The Real Winners

February 16, 2011 at 9:58 am



By Julie Ruel, Social Media Manager, Stanford Blood Center

Arriving to work on a typical day, I boot up my iMac, check my Google Reader and see something about Apple passing Microsoft as the most valuable tech company. Then I turn to Facebook for friend news and Twitter to see what’s happening. I imagine my routine isn’t all that different from most others’. But what is unique is getting to see many of these companies compete in a very different way.

In 2010, we introduced the Donor Cup; a friendly blood drive competition among some of the tech companies responsible for the very technology I rely upon throughout my day. Inspired by the World Cup soccer games, companies were invited to participate by scheduling at least four blood drives, one per quarter, during the year. Under the rules of play, they were ranked on their performance in a variety of categories, including percent of employee participation, percent of new donors, and highest total units collected.

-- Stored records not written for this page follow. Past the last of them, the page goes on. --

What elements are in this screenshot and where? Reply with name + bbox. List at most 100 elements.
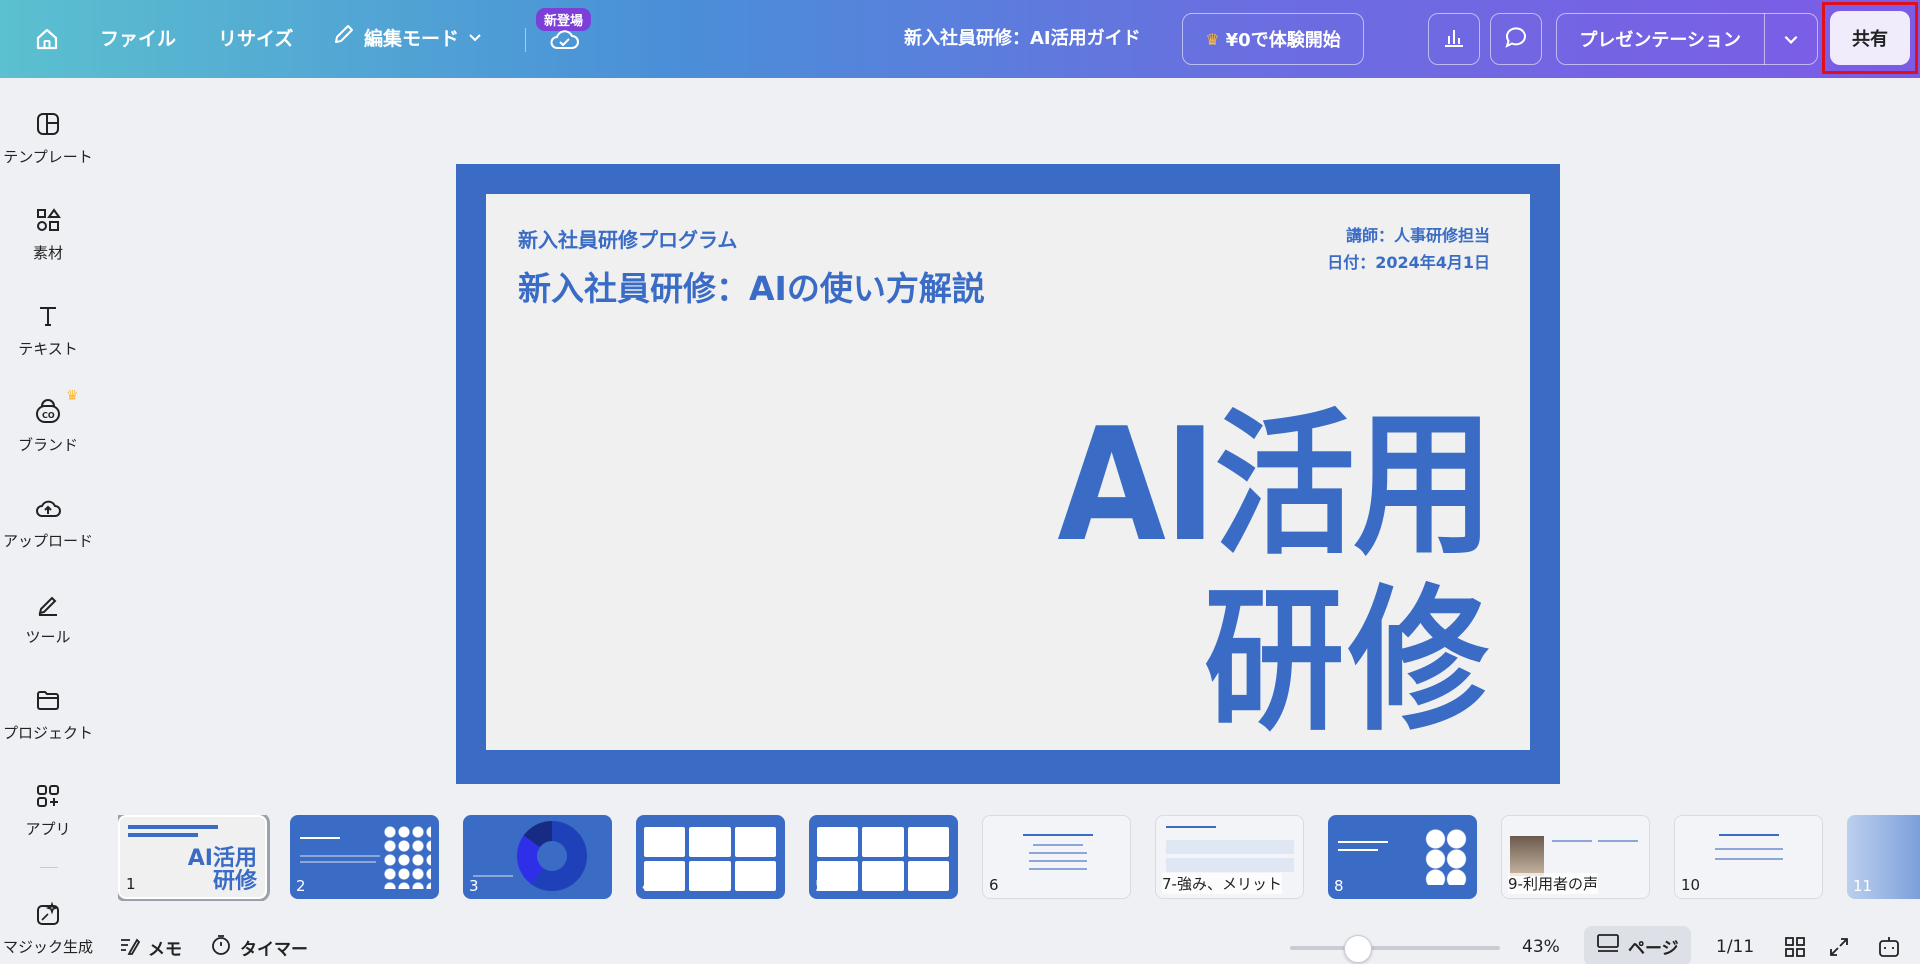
sidebar-item-text[interactable]: テキスト xyxy=(0,300,96,359)
cloud-saved-icon[interactable] xyxy=(548,24,580,54)
sidebar-item-projects[interactable]: プロジェクト xyxy=(0,684,96,743)
thumbnail-decoration xyxy=(1023,834,1093,836)
edit-mode-label: 編集モード xyxy=(364,28,460,50)
thumbnail-decoration xyxy=(817,827,949,891)
elements-icon xyxy=(32,204,64,236)
tools-icon xyxy=(32,588,64,620)
page-view-icon xyxy=(1596,933,1620,960)
assistant-icon[interactable] xyxy=(1876,934,1902,960)
page-thumbnail[interactable]: 2 xyxy=(290,815,439,899)
thumbnail-decoration xyxy=(1715,858,1783,860)
thumbnail-decoration xyxy=(473,875,513,877)
comment-button[interactable] xyxy=(1490,13,1542,65)
free-trial-button[interactable]: ♛ ¥0で体験開始 xyxy=(1182,13,1364,65)
page-thumbnail[interactable]: 8 xyxy=(1328,815,1477,899)
free-trial-label: ¥0で体験開始 xyxy=(1225,30,1341,51)
thumbnail-number: 3 xyxy=(469,877,479,895)
thumbnail-decoration xyxy=(1715,848,1783,850)
thumbnail-decoration xyxy=(644,827,776,891)
page-thumbnail[interactable]: 3 xyxy=(463,815,612,899)
thumbnail-number: 4 xyxy=(642,877,652,895)
slide-big-text-line1[interactable]: AI活用 xyxy=(1057,400,1493,570)
zoom-level[interactable]: 43% xyxy=(1522,930,1560,964)
thumbnail-decoration xyxy=(128,825,218,829)
crown-icon: ♛ xyxy=(1205,29,1220,49)
template-icon xyxy=(32,108,64,140)
grid-view-icon[interactable] xyxy=(1782,934,1808,960)
brand-icon: CO xyxy=(32,396,64,428)
sidebar-item-label: テキスト xyxy=(18,340,78,358)
thumbnail-number: 2 xyxy=(296,877,306,895)
slide-meta[interactable]: 講師：人事研修担当 日付：2024年4月1日 xyxy=(1327,222,1490,276)
thumbnail-decoration xyxy=(300,837,340,839)
thumbnail-decoration xyxy=(1166,858,1294,872)
thumbnail-donut-chart xyxy=(517,821,587,891)
thumbnail-number: 1 xyxy=(126,875,136,893)
page-view-label: ページ xyxy=(1628,938,1679,959)
sidebar-item-template[interactable]: テンプレート xyxy=(0,108,96,167)
sidebar-item-tools[interactable]: ツール xyxy=(0,588,96,647)
sidebar-item-brand[interactable]: ♛ CO ブランド xyxy=(0,388,96,455)
slide-big-text-line2[interactable]: 研修 xyxy=(1204,576,1492,746)
timer-icon xyxy=(210,934,232,961)
slide-content: 新入社員研修プログラム 新入社員研修：AIの使い方解説 講師：人事研修担当 日付… xyxy=(486,194,1530,750)
thumbnail-caption: 9-利用者の声 xyxy=(1508,873,1598,894)
sidebar-item-elements[interactable]: 素材 xyxy=(0,204,96,263)
top-toolbar: ファイル リサイズ 編集モード 新登場 新入社員研修：AI活用ガイド ♛ ¥0で… xyxy=(0,0,1920,78)
timer-button[interactable]: タイマー xyxy=(210,930,308,964)
thumbnail-decoration xyxy=(128,833,198,837)
bottom-toolbar: メモ タイマー 43% ページ 1/11 xyxy=(0,926,1920,964)
bar-chart-icon xyxy=(1441,24,1467,54)
text-icon xyxy=(32,300,64,332)
thumbnail-decoration xyxy=(1166,840,1294,854)
thumbnail-decoration xyxy=(1598,840,1638,842)
file-menu[interactable]: ファイル xyxy=(100,22,176,56)
page-thumbnail[interactable]: 7-強み、メリット xyxy=(1155,815,1304,899)
resize-menu[interactable]: リサイズ xyxy=(218,22,293,56)
page-thumbnail[interactable]: 10 xyxy=(1674,815,1823,899)
page-thumbnail[interactable]: 11 xyxy=(1847,815,1920,899)
thumbnail-number: 10 xyxy=(1681,876,1701,894)
edit-mode-dropdown[interactable]: 編集モード xyxy=(332,22,483,56)
thumbnail-number: 11 xyxy=(1853,877,1873,895)
sidebar-item-apps[interactable]: アプリ xyxy=(0,780,96,839)
fullscreen-icon[interactable] xyxy=(1826,934,1852,960)
thumbnail-decoration xyxy=(1552,840,1592,842)
notes-icon xyxy=(118,934,141,961)
thumbnail-mini-title: AI活用 研修 xyxy=(187,846,257,894)
document-title[interactable]: 新入社員研修：AI活用ガイド xyxy=(904,22,1141,56)
home-icon[interactable] xyxy=(32,24,62,54)
share-button[interactable]: 共有 xyxy=(1830,11,1910,65)
sidebar-item-label: アップロード xyxy=(2,532,93,550)
upload-icon xyxy=(32,492,64,524)
page-view-button[interactable]: ページ xyxy=(1584,926,1691,964)
page-thumbnail[interactable]: 4 xyxy=(636,815,785,899)
page-thumbnail[interactable]: 9-利用者の声 xyxy=(1501,815,1650,899)
chevron-down-icon[interactable] xyxy=(1765,30,1817,48)
notes-button[interactable]: メモ xyxy=(118,930,182,964)
page-thumbnail[interactable]: 6 xyxy=(982,815,1131,899)
thumbnail-decoration xyxy=(1029,852,1087,854)
thumbnail-number: 5 xyxy=(815,877,825,895)
thumbnail-decoration xyxy=(1029,868,1087,870)
present-button[interactable]: プレゼンテーション xyxy=(1556,13,1818,65)
sidebar-item-label: 素材 xyxy=(32,244,63,262)
share-highlight: 共有 xyxy=(1822,2,1918,74)
slide-instructor: 講師：人事研修担当 xyxy=(1345,226,1490,245)
thumbnail-decoration xyxy=(300,855,380,857)
page-thumbnail[interactable]: AI活用 研修 1 xyxy=(118,815,270,901)
toolbar-divider xyxy=(525,28,526,52)
sidebar-item-label: プロジェクト xyxy=(2,724,93,742)
zoom-slider[interactable] xyxy=(1290,946,1500,950)
sidebar-item-upload[interactable]: アップロード xyxy=(0,492,96,551)
present-label: プレゼンテーション xyxy=(1579,30,1742,51)
slide-canvas[interactable]: 新入社員研修プログラム 新入社員研修：AIの使い方解説 講師：人事研修担当 日付… xyxy=(456,164,1560,784)
folder-icon xyxy=(32,684,64,716)
insights-button[interactable] xyxy=(1428,13,1480,65)
slide-subtitle[interactable]: 新入社員研修プログラム xyxy=(518,224,737,253)
page-thumbnail[interactable]: 5 xyxy=(809,815,958,899)
thumbnail-caption: 7-強み、メリット xyxy=(1162,873,1282,894)
sidebar-item-label: ツール xyxy=(25,628,71,646)
slide-title[interactable]: 新入社員研修：AIの使い方解説 xyxy=(518,262,985,310)
zoom-slider-handle[interactable] xyxy=(1343,935,1372,963)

We’ll be announcing the top overall winning company at an upcoming awards ceremony. We’ll also have the opportunity to recognize the hard work and dedication of the individual blood drive coordinators at these companies, many of whom go above and beyond their regular job duties to facilitate blood drive hosting.

In addition to taking part in the Donor Cup, three of our participants recently made an important announcement. Apple, eBay, and HP, part of a Corporate Partners Program, will be contributing $150 million toward the development of the New Stanford Hospital. Also involved in the Program are leading tech companies Intel, Intuit, and Oracle, all of which hold regular blood drives with us throughout the year. The three Donor Cup participants collectively brought in over 800 units of blood, many of which are shipped to the Hospital that will one day be the “global model for patient-centered, technologically advanced health care”.

But let’s not forget who the real winners are. Thousands of local patients have been given a second chance at life because of the important efforts of these organizations.